La existencia del hombre de la ventana estaba indisolublemente ligada a la mía, a la de todos los lectores del mundo que en ese momento detenían su ser en un párrafo, un tomo, una palabra.
No sabría precisar su edad, solo recuerdo que sus cabellos canos caían en cascada sobre el cuello, como finas hebras de lino.
Me hubiera gustado saber su nombre, para escribirlo hoy aquí y localizar al protagonista de este relato, pero lo ignoro. Solo sé que continuamente aquella ventana se abría en torno a las cinco de la tarde para mostrar de nuevo el universo de aquel lector apasionado, cuya cabeza enterrada en el papel ejercía un movimiento mínimo, solamente sus ojos recorrían con ansiedad las líneas y las noticias, las fotografías, los márgenes.
Al tiempo, yo también me detenía en cada renglón de tinta negra, entretejiendo mis ideas conforme avanzaba la historia. Unas veces, leía fantasía, otras, ciencia, otras, historia. Según fuera el objeto de mis lecturas, imaginé que el suyo también iba cambiando: periódico, novela, ensayo…
Y con cada género, tanto él como yo íbamos recorriendo un universo de lugares inexplorados, de sentires y opiniones, de descripciones y diálogos.
Cómo te transporta la lectura a través de la ventana, es casi imposible de describir. Traspasa las nubes y la Luna, los rascacielos y las piedras. Permite tocar materias intangibles y vivir existencias ficticias, permite conocer a gente que ya no está y absorber conocimientos de actualidad, de Naturaleza, de leyenda.
Todos los días, a cualquier hora, leer nos transporta como una ventana abierta a ese mundo de cogniciones y saberes increíbles, y nos hermana con personas que también están viajando sin alas ni motor.
Aquella ventana seguía abriéndose cada día a las cinco de la tarde y se cerraba sobre la hora de cenar.
Me pregunté si el hombre leía con música, como yo, o en silencio. Me pregunté si gustaba de los libros de aventura, del ensayo o de la novela.
Supuse que tocaba todos estos palos, porque se podía percibir el estante de una pequeña biblioteca en su salita, donde imaginé los libros ordenados por temáticas, fechas y colores.

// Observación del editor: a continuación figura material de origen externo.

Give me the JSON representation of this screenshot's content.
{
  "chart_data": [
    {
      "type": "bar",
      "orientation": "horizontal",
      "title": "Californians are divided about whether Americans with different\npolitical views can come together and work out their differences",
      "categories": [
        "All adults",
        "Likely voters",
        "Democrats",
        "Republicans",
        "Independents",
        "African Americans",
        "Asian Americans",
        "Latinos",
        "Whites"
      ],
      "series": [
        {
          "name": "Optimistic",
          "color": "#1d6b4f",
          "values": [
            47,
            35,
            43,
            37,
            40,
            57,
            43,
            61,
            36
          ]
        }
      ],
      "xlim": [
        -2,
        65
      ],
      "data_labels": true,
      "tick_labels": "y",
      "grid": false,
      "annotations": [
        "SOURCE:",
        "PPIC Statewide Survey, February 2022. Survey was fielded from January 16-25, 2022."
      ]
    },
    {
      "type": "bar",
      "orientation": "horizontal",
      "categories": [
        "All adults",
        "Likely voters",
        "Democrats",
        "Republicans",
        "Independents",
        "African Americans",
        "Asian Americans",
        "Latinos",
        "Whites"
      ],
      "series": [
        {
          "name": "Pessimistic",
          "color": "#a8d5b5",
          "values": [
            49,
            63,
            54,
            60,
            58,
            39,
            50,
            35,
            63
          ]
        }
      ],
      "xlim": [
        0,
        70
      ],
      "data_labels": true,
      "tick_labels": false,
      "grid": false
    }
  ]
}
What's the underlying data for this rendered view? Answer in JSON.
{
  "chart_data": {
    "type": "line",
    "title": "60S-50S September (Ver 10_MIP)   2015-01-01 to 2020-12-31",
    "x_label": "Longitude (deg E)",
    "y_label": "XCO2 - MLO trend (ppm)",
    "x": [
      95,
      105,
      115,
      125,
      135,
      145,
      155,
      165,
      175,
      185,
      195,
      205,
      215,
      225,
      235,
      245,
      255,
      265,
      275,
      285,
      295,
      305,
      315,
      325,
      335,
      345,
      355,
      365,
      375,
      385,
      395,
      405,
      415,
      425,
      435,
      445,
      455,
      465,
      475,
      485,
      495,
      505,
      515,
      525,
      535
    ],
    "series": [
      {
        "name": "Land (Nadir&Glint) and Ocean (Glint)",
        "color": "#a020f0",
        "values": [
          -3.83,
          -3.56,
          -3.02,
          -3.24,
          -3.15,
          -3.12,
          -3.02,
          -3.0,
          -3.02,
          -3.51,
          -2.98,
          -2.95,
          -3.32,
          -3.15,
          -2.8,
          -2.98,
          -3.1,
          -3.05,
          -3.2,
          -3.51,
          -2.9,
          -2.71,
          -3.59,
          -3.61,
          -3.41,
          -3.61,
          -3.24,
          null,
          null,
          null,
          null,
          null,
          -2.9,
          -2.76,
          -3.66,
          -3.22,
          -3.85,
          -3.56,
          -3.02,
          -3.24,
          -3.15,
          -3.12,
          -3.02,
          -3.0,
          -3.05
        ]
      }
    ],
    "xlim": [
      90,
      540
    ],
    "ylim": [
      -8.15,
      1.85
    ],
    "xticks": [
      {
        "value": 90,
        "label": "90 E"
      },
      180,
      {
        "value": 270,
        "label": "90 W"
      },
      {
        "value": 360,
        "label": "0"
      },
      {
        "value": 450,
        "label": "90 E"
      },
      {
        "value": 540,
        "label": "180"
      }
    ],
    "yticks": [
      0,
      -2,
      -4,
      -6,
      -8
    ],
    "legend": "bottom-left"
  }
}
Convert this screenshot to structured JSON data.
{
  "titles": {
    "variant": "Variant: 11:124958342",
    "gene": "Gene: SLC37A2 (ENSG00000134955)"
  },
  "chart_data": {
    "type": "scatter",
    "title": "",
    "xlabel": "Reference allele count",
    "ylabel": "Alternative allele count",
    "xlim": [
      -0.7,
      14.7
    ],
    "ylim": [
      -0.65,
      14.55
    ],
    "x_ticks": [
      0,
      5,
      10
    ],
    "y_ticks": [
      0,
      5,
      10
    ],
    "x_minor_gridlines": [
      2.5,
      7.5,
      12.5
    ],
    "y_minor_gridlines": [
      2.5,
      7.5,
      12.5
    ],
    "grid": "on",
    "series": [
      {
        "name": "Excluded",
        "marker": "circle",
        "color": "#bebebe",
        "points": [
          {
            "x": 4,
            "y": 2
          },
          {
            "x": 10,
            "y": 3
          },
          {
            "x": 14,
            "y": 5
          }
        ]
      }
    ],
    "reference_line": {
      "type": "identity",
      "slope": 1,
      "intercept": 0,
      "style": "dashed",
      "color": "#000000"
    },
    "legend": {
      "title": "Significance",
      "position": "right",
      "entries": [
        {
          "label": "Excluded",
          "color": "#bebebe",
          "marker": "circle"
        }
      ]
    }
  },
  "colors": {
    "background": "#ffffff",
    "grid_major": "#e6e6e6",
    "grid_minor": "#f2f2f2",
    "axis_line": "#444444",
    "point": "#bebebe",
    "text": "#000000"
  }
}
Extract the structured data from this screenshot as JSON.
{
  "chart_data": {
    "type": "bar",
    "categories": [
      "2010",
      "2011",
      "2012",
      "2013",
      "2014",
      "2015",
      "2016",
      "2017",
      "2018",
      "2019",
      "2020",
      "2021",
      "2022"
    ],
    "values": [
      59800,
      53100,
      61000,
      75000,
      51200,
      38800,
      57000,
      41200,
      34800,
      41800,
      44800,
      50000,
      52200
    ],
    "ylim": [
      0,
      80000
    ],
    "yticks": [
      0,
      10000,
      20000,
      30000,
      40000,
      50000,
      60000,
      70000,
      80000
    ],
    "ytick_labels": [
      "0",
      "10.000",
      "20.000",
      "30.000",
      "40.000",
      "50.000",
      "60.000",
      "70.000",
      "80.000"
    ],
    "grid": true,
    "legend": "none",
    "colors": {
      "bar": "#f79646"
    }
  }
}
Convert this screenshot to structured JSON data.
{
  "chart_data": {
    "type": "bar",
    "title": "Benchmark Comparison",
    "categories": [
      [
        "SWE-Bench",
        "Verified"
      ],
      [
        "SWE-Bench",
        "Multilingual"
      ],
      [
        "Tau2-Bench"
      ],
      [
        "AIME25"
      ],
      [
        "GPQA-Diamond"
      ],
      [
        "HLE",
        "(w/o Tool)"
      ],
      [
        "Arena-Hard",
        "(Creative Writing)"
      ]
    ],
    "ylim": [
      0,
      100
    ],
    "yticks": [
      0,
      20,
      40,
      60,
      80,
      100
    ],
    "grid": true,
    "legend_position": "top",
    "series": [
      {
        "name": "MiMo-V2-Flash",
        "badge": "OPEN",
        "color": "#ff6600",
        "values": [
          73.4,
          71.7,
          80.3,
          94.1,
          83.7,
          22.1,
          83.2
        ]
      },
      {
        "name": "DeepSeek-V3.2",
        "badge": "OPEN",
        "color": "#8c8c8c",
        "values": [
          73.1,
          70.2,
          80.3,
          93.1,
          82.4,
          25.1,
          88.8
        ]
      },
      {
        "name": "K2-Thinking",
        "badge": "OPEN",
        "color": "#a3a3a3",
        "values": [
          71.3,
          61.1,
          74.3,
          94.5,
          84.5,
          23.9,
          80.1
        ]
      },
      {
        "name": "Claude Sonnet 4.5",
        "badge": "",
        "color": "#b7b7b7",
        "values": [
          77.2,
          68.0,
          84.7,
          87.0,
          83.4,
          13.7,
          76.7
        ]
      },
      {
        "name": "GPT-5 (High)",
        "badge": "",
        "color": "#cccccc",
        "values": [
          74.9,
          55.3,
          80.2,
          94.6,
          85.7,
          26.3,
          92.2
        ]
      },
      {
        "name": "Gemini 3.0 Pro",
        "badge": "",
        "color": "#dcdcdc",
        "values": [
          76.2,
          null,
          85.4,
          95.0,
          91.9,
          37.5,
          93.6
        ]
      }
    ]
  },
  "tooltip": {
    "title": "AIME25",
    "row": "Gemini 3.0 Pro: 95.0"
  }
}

Supuse que sus libros olían a una mezcla entre antiguo y nuevo, antiguos los ejemplares que constituían ediciones de literatura descatalogadas, nuevas las enciclopedias donde anidaban bancos de peces de colores y enjambres de abejas, y manadas de lobos, y todo un universo de seres vivos contenidas entre aquellas páginas.
Me dio por pensar que aquello formaba parte de su legado, que si tenía hijos se habrían sentado alguna vez frente a una chimenea para leerles los cuentos de Grimm y Andersen, y las historias de Dickens, preguntándoles de vez en cuando por el contenido y si habían captado alguna moraleja.
Pensé que si no tenía hijos, los libros eran como vástagos suyos, y que los mimaba con la misma ternura y cariño, sacándoles el polvo cada día y acariciando sus lomos ásperos.
Estaba segura de que lo que sentía por aquellos ejemplares de papel era pura pasión, que dedicaba la mayor parte de sus horas vitales a leerlos una y otra vez, para seguir aprendiendo de forma incansable, para seguir absorbiendo saber.
Quizá yo mezclaba su amor por los libros con el mío, y los hermanaba en la misma Naturaleza, por esa especie de mímesis que había surgido mirando ventana con ventana, asomándome a su mundo de puntillas, sin que él tuviera la mínima idea de que alguien le inventaba la vida desde el edificio de enfrente.
Una tarde nadie se asomó a la ventana a leer, y esperé a ver si aparecía, esperé minutos y horas, y él seguía sin venir.
Imaginé que había encontrado otra habitación para leer más a gusto, o que se había trasladado de casa, a otra con un jardín florido, donde los libros pudieran respirar.
Mientras, pasaban los días y los meses, y yo seguía leyendo en mi butaca, cada tarde con la esperanza de verlo aparecer de nuevo, la cabeza nívea frente a las hojas, las pupilas llenas de sal e historias no narradas.